What’s your favourite type of restaurant to eat out at?
Good question. My favourite food is dim sum, so Chinese basically. My Grandma is Chinese, so my mum’s always cooked really good Chinese food. When I used to live where I’m originally from in the North West, in Chester, we’d occasionally go to this restaurant in Liverpool, which is called the Tai Pan, which is like a huge Chinese supermarket. Upstairs it’s a restaurant basically, and it’s super well-priced, really quick service, incredible food. Basically my mum and Grandma – or Po Po as we would call her – would speak in Cantonese for like 5 mins, and then they’d start bringing food. So I’d never really know what we were getting. That’s my dream food and dream restaurant, definitely.
Your last LP is entitled Films, and recently your music has been used in advertising for the ultra-lightweight furniture brand, Helinox. Do you ever imagine that your music could be used in full-length movies or any other kinds of visual media? If so, what kind of settings, environments or genres could you see your music working well with?
I do think about that all the time.
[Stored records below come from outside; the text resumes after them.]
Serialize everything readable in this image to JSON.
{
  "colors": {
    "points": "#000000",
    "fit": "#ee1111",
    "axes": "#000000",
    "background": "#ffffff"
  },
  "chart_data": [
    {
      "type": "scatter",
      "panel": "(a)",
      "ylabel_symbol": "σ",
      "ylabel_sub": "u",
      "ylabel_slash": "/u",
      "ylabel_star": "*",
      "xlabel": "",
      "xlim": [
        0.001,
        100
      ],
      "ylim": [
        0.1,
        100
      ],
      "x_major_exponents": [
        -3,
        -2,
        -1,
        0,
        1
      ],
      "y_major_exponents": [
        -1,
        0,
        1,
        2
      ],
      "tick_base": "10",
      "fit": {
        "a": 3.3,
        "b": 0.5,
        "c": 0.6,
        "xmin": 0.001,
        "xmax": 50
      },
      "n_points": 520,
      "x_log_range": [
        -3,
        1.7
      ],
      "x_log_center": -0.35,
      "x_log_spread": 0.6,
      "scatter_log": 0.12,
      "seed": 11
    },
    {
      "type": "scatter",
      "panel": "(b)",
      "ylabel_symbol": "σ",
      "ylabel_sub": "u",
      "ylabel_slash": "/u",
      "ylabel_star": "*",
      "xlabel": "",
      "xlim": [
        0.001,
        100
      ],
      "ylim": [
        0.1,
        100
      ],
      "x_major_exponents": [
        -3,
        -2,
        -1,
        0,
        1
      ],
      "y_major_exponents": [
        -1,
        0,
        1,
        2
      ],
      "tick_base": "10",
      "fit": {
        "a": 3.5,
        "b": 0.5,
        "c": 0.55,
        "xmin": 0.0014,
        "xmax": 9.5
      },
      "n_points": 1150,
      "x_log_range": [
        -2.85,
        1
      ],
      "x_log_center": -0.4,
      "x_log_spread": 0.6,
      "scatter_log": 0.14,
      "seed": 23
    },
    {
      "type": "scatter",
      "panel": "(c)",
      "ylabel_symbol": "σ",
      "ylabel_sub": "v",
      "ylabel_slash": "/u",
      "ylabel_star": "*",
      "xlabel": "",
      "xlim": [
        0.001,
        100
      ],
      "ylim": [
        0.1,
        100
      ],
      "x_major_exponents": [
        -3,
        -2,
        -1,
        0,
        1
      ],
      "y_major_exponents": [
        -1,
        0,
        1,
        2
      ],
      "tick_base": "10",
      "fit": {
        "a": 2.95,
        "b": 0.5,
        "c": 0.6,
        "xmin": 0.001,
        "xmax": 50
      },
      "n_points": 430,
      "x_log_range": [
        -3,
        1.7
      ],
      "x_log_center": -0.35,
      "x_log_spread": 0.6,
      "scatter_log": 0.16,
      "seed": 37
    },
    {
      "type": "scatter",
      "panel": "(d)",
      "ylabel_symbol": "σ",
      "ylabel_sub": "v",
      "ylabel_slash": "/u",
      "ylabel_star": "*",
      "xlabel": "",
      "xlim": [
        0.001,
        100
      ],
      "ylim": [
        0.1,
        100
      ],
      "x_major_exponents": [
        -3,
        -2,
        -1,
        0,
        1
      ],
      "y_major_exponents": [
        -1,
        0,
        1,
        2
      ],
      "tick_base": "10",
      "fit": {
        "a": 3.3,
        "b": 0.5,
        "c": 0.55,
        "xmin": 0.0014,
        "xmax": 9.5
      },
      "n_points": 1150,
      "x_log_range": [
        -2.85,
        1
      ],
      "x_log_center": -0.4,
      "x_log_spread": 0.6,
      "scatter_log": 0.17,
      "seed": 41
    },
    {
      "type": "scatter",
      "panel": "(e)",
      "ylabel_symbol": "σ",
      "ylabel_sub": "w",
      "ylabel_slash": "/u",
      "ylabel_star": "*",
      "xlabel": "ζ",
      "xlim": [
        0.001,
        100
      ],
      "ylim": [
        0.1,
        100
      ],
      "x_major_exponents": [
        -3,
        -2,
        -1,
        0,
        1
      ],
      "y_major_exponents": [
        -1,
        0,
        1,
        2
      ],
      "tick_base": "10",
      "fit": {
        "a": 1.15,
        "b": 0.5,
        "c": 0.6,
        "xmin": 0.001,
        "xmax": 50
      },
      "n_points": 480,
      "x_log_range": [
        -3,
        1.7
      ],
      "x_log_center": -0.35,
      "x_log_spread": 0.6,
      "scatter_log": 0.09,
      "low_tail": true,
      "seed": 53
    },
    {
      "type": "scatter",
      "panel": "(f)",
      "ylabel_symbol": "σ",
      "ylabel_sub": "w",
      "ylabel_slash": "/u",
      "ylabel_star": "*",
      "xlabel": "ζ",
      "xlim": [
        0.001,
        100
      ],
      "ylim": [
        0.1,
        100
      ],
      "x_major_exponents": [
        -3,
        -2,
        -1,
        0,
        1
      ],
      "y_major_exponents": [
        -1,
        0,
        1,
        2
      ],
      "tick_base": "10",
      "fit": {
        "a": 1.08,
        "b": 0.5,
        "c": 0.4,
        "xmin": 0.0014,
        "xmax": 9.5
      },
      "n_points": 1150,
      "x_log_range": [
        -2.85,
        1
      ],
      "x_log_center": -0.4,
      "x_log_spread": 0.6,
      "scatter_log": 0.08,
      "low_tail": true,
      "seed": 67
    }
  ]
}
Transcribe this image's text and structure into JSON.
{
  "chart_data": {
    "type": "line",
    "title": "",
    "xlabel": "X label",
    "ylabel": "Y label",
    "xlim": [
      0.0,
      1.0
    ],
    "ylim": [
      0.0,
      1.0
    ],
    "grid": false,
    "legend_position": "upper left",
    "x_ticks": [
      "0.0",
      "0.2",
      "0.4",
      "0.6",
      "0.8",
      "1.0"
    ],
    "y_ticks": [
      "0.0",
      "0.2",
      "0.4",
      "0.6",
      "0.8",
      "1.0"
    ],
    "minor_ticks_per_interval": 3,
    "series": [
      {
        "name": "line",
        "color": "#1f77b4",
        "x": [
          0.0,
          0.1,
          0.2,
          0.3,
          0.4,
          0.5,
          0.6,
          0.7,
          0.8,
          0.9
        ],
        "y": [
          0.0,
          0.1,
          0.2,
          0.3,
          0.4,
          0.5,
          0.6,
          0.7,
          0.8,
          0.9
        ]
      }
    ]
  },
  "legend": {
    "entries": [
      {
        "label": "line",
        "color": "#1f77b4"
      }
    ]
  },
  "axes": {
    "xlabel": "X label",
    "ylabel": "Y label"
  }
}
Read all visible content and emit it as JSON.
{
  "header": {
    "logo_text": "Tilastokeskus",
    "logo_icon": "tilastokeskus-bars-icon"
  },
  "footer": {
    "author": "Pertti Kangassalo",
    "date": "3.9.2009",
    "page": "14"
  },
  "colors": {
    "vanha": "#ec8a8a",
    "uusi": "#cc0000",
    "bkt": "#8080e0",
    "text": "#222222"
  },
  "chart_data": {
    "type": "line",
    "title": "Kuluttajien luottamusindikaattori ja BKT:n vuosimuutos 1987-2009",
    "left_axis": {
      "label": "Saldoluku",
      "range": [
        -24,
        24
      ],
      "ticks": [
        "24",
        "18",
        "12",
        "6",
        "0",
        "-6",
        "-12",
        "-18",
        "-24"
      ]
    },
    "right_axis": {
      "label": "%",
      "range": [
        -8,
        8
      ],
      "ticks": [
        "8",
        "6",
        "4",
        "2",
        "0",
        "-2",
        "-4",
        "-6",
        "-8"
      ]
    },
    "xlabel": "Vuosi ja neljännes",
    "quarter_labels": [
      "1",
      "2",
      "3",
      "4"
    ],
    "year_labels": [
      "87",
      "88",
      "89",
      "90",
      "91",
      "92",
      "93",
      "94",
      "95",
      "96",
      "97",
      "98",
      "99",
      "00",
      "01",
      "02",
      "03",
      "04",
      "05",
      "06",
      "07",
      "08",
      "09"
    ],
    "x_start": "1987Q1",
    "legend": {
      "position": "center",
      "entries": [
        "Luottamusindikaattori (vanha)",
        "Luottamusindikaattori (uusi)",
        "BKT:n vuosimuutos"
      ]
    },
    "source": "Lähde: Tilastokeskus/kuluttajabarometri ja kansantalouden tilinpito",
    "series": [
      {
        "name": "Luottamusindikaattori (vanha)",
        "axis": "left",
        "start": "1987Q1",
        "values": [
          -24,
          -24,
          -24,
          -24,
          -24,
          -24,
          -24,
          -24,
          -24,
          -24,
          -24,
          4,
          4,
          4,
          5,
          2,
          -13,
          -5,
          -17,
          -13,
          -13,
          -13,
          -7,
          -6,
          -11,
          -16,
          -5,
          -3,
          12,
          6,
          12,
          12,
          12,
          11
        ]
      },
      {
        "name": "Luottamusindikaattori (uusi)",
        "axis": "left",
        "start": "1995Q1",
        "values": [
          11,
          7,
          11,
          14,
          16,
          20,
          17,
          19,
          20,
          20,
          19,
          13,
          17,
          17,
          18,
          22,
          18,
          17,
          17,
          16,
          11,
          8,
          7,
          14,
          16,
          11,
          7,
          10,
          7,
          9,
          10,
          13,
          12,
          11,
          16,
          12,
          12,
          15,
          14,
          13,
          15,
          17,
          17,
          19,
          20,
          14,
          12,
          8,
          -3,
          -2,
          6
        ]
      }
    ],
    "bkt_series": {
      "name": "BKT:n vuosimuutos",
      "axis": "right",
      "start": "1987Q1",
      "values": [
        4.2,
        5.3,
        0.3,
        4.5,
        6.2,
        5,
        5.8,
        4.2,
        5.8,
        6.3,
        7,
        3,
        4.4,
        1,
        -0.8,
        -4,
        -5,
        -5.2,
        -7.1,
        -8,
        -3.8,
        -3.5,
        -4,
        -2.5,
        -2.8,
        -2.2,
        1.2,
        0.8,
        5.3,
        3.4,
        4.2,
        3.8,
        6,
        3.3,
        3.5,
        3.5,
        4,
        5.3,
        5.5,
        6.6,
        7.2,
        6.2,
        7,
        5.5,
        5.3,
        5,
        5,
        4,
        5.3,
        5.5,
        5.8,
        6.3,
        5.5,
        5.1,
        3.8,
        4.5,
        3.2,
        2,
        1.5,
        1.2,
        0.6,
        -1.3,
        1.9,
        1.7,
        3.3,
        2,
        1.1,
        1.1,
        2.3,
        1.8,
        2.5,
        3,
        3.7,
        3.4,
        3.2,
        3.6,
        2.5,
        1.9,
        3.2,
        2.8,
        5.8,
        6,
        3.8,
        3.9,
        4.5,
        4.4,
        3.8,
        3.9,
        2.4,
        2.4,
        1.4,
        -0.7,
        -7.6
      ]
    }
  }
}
For me something that I would love to do, something that I see as a goal for myself, is to be able to score a film. Reason being is that… well this is what happens to me anyway: I’ll be watching a movie, and something will happen, a particularly emotional scene… you’ll have the music, and the score hits perfectly at this particular moment when the dialogue or what’s happening on screen just hits that perfect ‘x point’, and it just hits me in the guts; it gets me in the stomach and makes me well up every single time. I think for me that’s why there’s something so special about the relationship between visual media and music and sound in general.
I’d like to score anything really, because some of my favourite scores are from films that are a mixed bag of genres. It’s almost like where I see positive affirmation – as in that’s what I want to be doing, that’s what I’m aiming to do. I think I’m going to make more moves to be proactive and actually try and do that in the future.